E' quanto affermato dalla Corte di Cassazione che, con la sentenza 13983 di oggi, ha confermato la condanna a un anno e tre mesi di reclusione nei confronti di un uomo che costringeva la moglie ad avere rapporti sessuali con lui sotto la minaccia di discussioni violente davanti a tutta la famiglia. Il tribunale di Messina a gennaio del 2003 aveva pronunciato il primo verdetto di condanna, poi confermato a dicembre del 2006 dalla Corte di appello siciliana.

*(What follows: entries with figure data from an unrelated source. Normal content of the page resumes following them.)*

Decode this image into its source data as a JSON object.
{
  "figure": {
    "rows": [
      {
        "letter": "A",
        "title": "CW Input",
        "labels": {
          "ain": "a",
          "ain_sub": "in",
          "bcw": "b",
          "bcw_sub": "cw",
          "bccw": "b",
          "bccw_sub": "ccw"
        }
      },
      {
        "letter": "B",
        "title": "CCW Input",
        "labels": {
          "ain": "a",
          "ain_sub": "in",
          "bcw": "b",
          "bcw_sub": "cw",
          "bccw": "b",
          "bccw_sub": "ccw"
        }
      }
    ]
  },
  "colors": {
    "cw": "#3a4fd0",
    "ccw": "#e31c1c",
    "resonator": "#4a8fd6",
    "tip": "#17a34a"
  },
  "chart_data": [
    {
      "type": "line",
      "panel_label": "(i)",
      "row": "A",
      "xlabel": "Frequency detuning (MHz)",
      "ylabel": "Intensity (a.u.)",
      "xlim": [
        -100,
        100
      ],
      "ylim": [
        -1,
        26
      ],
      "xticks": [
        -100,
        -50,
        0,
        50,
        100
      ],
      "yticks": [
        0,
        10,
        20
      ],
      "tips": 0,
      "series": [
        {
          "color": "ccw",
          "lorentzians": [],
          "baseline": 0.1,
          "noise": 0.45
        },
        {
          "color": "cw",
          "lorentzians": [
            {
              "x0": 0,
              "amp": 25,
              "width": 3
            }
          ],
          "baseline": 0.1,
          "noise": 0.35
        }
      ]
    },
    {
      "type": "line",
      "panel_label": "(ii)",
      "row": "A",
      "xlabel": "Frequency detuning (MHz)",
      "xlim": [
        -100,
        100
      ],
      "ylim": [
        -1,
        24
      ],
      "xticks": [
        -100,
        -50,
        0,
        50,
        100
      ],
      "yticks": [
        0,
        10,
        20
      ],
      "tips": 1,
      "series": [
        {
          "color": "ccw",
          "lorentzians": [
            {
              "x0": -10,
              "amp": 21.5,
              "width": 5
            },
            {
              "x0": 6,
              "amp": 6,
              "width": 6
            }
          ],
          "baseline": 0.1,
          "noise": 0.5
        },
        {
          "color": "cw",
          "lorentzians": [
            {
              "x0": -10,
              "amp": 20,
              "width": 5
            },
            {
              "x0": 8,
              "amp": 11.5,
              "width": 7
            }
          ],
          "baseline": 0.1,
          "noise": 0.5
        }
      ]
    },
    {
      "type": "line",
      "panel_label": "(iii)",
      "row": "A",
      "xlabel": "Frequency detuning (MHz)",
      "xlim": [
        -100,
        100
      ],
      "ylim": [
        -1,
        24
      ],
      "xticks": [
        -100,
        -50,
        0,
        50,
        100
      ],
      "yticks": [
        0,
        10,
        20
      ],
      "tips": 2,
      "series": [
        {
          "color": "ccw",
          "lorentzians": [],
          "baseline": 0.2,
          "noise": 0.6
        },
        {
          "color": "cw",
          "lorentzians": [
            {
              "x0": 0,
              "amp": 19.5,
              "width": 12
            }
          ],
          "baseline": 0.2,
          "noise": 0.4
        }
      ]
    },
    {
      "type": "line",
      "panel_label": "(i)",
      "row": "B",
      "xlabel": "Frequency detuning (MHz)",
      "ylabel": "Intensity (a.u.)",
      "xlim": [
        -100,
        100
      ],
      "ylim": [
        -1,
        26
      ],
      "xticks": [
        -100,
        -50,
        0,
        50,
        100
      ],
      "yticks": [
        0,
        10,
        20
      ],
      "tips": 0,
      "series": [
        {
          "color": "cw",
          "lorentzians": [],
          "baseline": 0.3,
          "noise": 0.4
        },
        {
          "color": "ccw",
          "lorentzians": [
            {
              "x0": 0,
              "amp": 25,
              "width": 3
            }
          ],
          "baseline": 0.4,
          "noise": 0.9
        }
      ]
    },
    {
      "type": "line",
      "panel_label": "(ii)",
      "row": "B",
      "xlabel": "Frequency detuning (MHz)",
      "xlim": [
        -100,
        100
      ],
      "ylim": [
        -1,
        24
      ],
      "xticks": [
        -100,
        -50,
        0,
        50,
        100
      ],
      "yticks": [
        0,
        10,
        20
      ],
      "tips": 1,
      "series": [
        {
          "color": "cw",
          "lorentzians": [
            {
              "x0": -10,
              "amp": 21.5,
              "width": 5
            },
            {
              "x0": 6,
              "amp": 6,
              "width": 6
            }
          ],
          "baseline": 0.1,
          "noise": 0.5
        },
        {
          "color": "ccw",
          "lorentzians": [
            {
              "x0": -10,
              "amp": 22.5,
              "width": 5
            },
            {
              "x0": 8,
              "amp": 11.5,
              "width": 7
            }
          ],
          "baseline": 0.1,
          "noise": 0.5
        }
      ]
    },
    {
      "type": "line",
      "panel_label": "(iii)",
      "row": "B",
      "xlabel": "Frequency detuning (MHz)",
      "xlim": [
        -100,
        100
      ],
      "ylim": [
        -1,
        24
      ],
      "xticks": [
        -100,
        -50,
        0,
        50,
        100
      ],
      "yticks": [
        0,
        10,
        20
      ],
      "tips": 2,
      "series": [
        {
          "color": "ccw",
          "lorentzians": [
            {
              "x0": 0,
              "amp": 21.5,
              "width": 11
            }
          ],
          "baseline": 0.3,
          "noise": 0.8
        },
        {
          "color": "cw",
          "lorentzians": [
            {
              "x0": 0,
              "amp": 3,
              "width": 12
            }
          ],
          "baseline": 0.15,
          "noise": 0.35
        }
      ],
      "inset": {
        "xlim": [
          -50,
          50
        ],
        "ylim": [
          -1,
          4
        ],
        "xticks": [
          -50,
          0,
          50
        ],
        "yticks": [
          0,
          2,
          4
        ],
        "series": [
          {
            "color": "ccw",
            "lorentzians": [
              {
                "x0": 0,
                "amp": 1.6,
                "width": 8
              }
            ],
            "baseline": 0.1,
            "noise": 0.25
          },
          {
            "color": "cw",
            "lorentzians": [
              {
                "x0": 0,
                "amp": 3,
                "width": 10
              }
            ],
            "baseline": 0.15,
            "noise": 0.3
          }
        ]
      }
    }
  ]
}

Lui, contro la decisione di secondo grado ha fatto ricorso in Cassazione, ma ha perso di nuovo: la III Sezione penale ha infatti ritenuto corretta la decisione presa dai colleghi di merito e ha precisato che tale collegio "evidenzia come dalle dichiarazioni della donna sia risultato evidente che ogni volta che la stessa si era rifiutata di avere rapporti con il marito, costui aveva reagito in maniera violenta, fino ad aggredirla. Insomma, lei aveva subito le voglie di lui, solo per evitare ai figli di assistere a scenate poco edificanti".

 

Secondo il collegio di legittimità, quindi, "in tema di reati contro la libertà sessuale, nei rapporti di coppia di tipo coniugale, non ha valore scriminante il fatto che la donna non si opponga palesemente ai rapporti sessuali e li subisca, potendosi configurare nella specie un costringimento fisico-psichico idoneo a incidere sulla libertà di autodeterminazione, quando è provato che l'autore per le violenze e minacce precedenti aveva la consapevolezza del rifiuto implicito della stessa agli atti sessuali".